\( \sum _ { i = 4 } ^ { m } 8 ( \frac { 2 } { 3 } ) ^ { i - 5 } = \frac { 2660 } { 81 } \)

To solve the equation \( \sum _ { i = 4 } ^ { m } 8 \left( \frac { 2 } { 3 } \right) ^ { i - 5 } = \frac { 2660 } { 81 } \), we first recognize that this series is a geometric series. The first term of the series when \( i = 4 \) is \( 8 \left( \frac{2}{3} \right)^{-1} = 12 \) and the common ratio is \( \frac{2}{3} \).
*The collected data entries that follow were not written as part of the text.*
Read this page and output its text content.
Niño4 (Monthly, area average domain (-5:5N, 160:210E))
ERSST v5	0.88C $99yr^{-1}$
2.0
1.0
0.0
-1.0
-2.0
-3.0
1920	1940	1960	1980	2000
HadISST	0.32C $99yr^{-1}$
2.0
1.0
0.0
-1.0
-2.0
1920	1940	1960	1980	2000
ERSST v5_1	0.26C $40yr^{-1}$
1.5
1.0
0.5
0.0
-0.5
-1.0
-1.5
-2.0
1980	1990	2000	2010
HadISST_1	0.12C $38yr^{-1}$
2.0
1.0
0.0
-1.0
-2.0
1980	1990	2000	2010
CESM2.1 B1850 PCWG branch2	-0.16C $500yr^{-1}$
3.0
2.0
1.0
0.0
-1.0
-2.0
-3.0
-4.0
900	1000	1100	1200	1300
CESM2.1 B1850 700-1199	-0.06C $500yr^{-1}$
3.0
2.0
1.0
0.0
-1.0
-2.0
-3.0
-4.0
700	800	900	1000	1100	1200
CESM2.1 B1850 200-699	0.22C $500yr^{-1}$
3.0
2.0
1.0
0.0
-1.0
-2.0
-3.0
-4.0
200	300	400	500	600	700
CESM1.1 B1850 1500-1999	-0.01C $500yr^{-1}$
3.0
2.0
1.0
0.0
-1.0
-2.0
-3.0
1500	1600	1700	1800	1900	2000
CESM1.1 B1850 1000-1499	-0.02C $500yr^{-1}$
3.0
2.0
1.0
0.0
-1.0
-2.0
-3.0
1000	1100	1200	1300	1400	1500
This series can be expressed as: \[ 12 + 8 \left( \frac{2}{3} \right)^{0} + 8 \left( \frac{2}{3} \right)^{1} + \dots \] The sum of a geometric series can be determined using the formula: \[ S_n = a \frac{1 - r^n}{1 - r} \] where \( a \) is the first term, \( r \) is the common ratio, and \( n \) is the number of terms. In this case, the first term is \( 12 \), the common ratio is \( \frac{2}{3} \), and the number of terms \( n = m - 4 + 1 = m - 3 \). Thus, we can write the sum as: \[ 10 \cdot \frac{1 - \left( \frac{2}{3} \right)^{m-3}}{1 - \frac{2}{3}} = 12 \cdot \frac{1 - \left( \frac{2}{3} \right)^{m-3}}{\frac{1}{3}} = 36 \left( 1 - \left( \frac{2}{3} \right)^{m-3} \right) \] Now set this equal to \( \frac{2660}{81} \): \[ 36 \left( 1 - \left( \frac{2}{3} \right)^{m-3} \right) = \frac{2660}{81} \] To isolate the term with \( m \), divide both sides by \( 36 \): \[ 1 - \left( \frac{2}{3} \right)^{m-3} = \frac{2660}{2916} \] Subtract 1 from both sides: \[ -\left( \frac{2}{3} \right)^{m-3} = \frac{2660 - 2916}{2916} = \frac{-256}{2916} \] Thus, \[ \left( \frac{2}{3} \right)^{m-3} = \frac{256}{2916} \] Now, simplify \( \frac{256}{2916} \) and solve for \( m \). Note that \( 256 = 2^8 \) and \( 2916 = 2 \times 3^6 = 2 \times 729 \) simplifying in exponent terms we obtain: Since \( \frac{256}{2916} = \left( \frac{2}{3} \right)^{m-3} \) By taking log base \( \frac{2}{3} \): \[ m - 3 = \log_{\frac{2}{3}} \left( \frac{256}{2916} \right) \] And thereby: \[ m = 3 + \log_{\frac{2}{3}} \left( \frac{256}{2916} \right) \] Calculate it using the logarithm if necessary, and determine the value of \( m \).